Two years ago I held a learning conference.  A colleague invited a couple admirals.  I though it was a dumb idea, but I was blown away by their sophisticated view of human development and job training.

Today I spent an hour with a defense contractor that probably runs the biggest simulation and training business in the world.  I found the conversation about creating ‘rapid pathways to mastery’ at a whole different level than most K-12 conversations.  They get paid on outcomes (like certification to fly expensive jets) and use the most efficient mixture of classroom, simulation, and flight experience possible to get to mastery.

We discussed where massively multiplayer online learning games (MMOLG) will make a difference.  I suggested a ‘fun continuum’ ranging from compulsory use to voluntary:

  • In school: core and supplemental
  • School related: afterschool and homework
  • New schools: incorporated into the design of new formats (e.g. Quest to Learn)
  • Direct-to-consumer

Developers can, arguably, pack more learning into compulsory mmolg while consumer versions will need to meet the fun test.  The school and school related markets will be bigger for a while, but it’s conceivable that consumer learning games will be even bigger in five years.

We also discussed how learning games and augmented reality technologies could ironically mean less time indoors in the confines of a traditional version of school and more time experiencing the world with enriching and valuable contextual information.

Following up on the ‘killer app’ discussion at Philanthropy Roundtable, we discuss the functionality of smart recommendation engines including:

  1. adaptive assessment to precisely determine learning level (e.g. Wireless Generation Burst)
  2. performance (e.g. Wireless Generation ARIS responses queued in part by student performance on formative assessement)
  3. popularity/user review (e.g., DIGG, iTunes)
  4. modality (e.g., Renzulli)
  5. interest (e.g., iGoogle feeds)
  6. motivation (I don’t think we know much about the ‘hooks’ that create persistence through difficulty; maybe Reiss knows something)

But back to MMOLG, we all agreed that games, simulations, and virtual environments would soon (i.e., 36-48 months) be part of most secondary student learning routines.  STEM is an obvious application (and a great way to make science less boring), but exciting developments in history and civics are also providing rich learning experiences.

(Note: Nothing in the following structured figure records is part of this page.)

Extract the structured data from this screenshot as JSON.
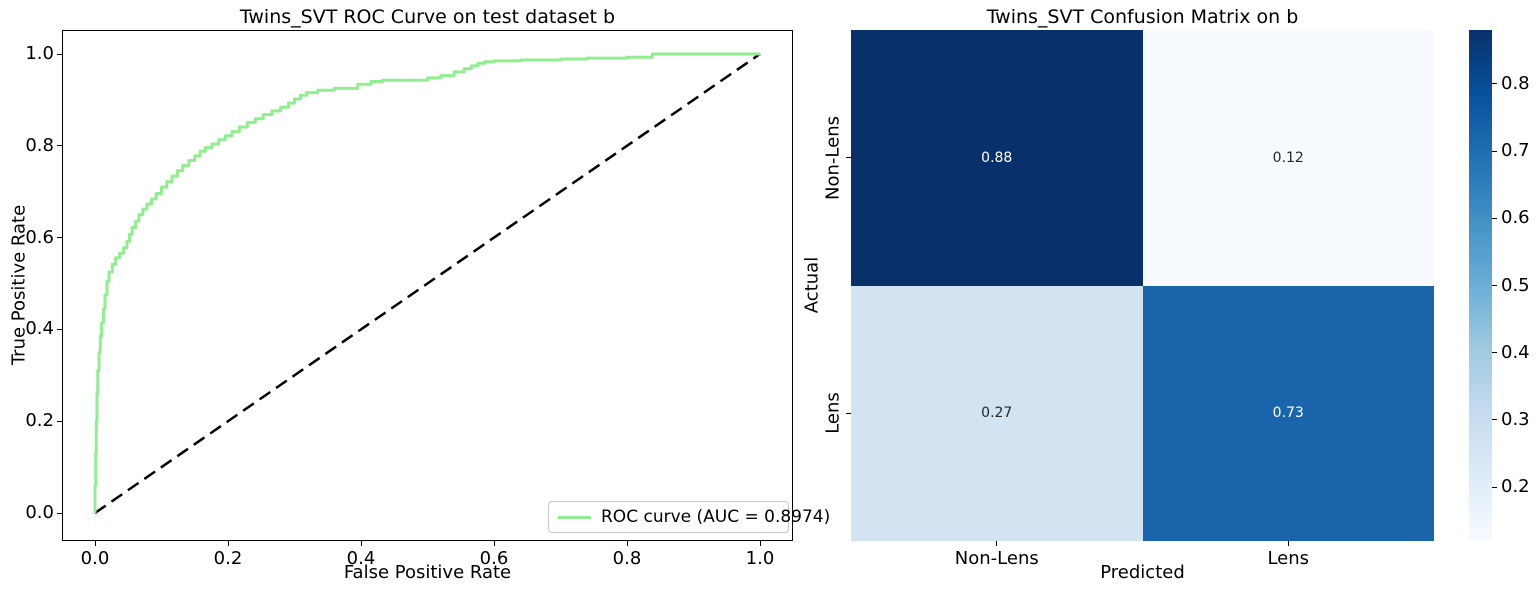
{
  "page": {
    "background": "#ffffff",
    "text_color": "#000000"
  },
  "chart_data": [
    {
      "type": "line",
      "title": "Twins_SVT ROC Curve on test dataset b",
      "xlabel": "False Positive Rate",
      "ylabel": "True Positive Rate",
      "xlim": [
        0.0,
        1.0
      ],
      "ylim": [
        0.0,
        1.0
      ],
      "x_ticks": [
        0.0,
        0.2,
        0.4,
        0.6,
        0.8,
        1.0
      ],
      "y_ticks": [
        0.0,
        0.2,
        0.4,
        0.6,
        0.8,
        1.0
      ],
      "grid": false,
      "legend_position": "lower right",
      "auc": "0.8974",
      "series": [
        {
          "name": "ROC curve (AUC = 0.8974)",
          "color": "#90ee90",
          "line_style": "solid",
          "step": true,
          "points": [
            [
              0.0,
              0.0
            ],
            [
              0.001,
              0.06
            ],
            [
              0.002,
              0.13
            ],
            [
              0.003,
              0.2
            ],
            [
              0.004,
              0.26
            ],
            [
              0.006,
              0.31
            ],
            [
              0.008,
              0.35
            ],
            [
              0.01,
              0.385
            ],
            [
              0.013,
              0.415
            ],
            [
              0.015,
              0.445
            ],
            [
              0.018,
              0.475
            ],
            [
              0.021,
              0.505
            ],
            [
              0.026,
              0.525
            ],
            [
              0.031,
              0.542
            ],
            [
              0.037,
              0.556
            ],
            [
              0.043,
              0.566
            ],
            [
              0.048,
              0.578
            ],
            [
              0.052,
              0.592
            ],
            [
              0.056,
              0.607
            ],
            [
              0.061,
              0.622
            ],
            [
              0.066,
              0.636
            ],
            [
              0.072,
              0.65
            ],
            [
              0.078,
              0.662
            ],
            [
              0.085,
              0.673
            ],
            [
              0.092,
              0.684
            ],
            [
              0.1,
              0.696
            ],
            [
              0.108,
              0.71
            ],
            [
              0.116,
              0.722
            ],
            [
              0.124,
              0.734
            ],
            [
              0.132,
              0.746
            ],
            [
              0.141,
              0.757
            ],
            [
              0.15,
              0.768
            ],
            [
              0.158,
              0.778
            ],
            [
              0.166,
              0.788
            ],
            [
              0.176,
              0.796
            ],
            [
              0.186,
              0.804
            ],
            [
              0.196,
              0.813
            ],
            [
              0.206,
              0.822
            ],
            [
              0.217,
              0.831
            ],
            [
              0.229,
              0.841
            ],
            [
              0.241,
              0.851
            ],
            [
              0.253,
              0.859
            ],
            [
              0.266,
              0.868
            ],
            [
              0.279,
              0.876
            ],
            [
              0.291,
              0.884
            ],
            [
              0.3,
              0.893
            ],
            [
              0.309,
              0.902
            ],
            [
              0.318,
              0.91
            ],
            [
              0.335,
              0.916
            ],
            [
              0.36,
              0.921
            ],
            [
              0.395,
              0.925
            ],
            [
              0.415,
              0.934
            ],
            [
              0.432,
              0.94
            ],
            [
              0.5,
              0.943
            ],
            [
              0.52,
              0.948
            ],
            [
              0.54,
              0.953
            ],
            [
              0.555,
              0.961
            ],
            [
              0.566,
              0.968
            ],
            [
              0.576,
              0.974
            ],
            [
              0.586,
              0.98
            ],
            [
              0.6,
              0.983
            ],
            [
              0.64,
              0.985
            ],
            [
              0.7,
              0.987
            ],
            [
              0.74,
              0.989
            ],
            [
              0.8,
              0.991
            ],
            [
              0.838,
              0.993
            ],
            [
              0.84,
              1.0
            ],
            [
              1.0,
              1.0
            ]
          ]
        },
        {
          "name": "chance-diagonal",
          "color": "#000000",
          "line_style": "dashed",
          "points": [
            [
              0.0,
              0.0
            ],
            [
              1.0,
              1.0
            ]
          ]
        }
      ]
    },
    {
      "type": "heatmap",
      "title": "Twins_SVT Confusion Matrix on b",
      "xlabel": "Predicted",
      "ylabel": "Actual",
      "x_categories": [
        "Non-Lens",
        "Lens"
      ],
      "y_categories": [
        "Non-Lens",
        "Lens"
      ],
      "values": [
        [
          0.88,
          0.12
        ],
        [
          0.27,
          0.73
        ]
      ],
      "cell_colors": [
        [
          "#08306b",
          "#f7fbff"
        ],
        [
          "#d2e3f2",
          "#1a64ab"
        ]
      ],
      "cell_text_colors": [
        [
          "#ffffff",
          "#262626"
        ],
        [
          "#262626",
          "#ffffff"
        ]
      ],
      "colormap": "Blues",
      "colorbar": {
        "vmin": 0.12,
        "vmax": 0.88,
        "ticks": [
          0.8,
          0.7,
          0.6,
          0.5,
          0.4,
          0.3,
          0.2
        ],
        "gradient": [
          "#f7fbff",
          "#deebf7",
          "#c6dbef",
          "#9ecae1",
          "#6baed6",
          "#4292c6",
          "#2171b5",
          "#08519c",
          "#08306b"
        ]
      }
    }
  ]
}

We didn’t discuss Common Core, but shared outcomes will make it easier for game and sim developers to backmap from national standards.  I’m looking forward to learning more at the training, sim, and training conference.

1 COMMENT

  1. It seems like every day you are presenting another idea that could cut through the educational civil war. Think of the cost effectiveness of investing in dynamic computer gaming as opposed to the investments since NCLB in computer-driven worksheets. Think of what could have happened if we’d recruited a small army (or a large army) of 20-somethings to establish computer gaming programs as opposed to systems for teacher-bashing accountability? What if we’d followed the path of the military seeking technology and learning systems that relate to real world situations as opposed to artificial curriculum alignment which drives originality out of our schools.

    We can’t unring the bell, but the RttT (rather than degenerating into NCLB II) could unleash the creativity of the broad diversity of educators, schools, and students. We just need to reject the top down mandates that were made necessary by the blame game, and creativity will blossom. The prooof is the number of failing students who continue to try to succeed, as in the miltitary, after the formal educational system fails them.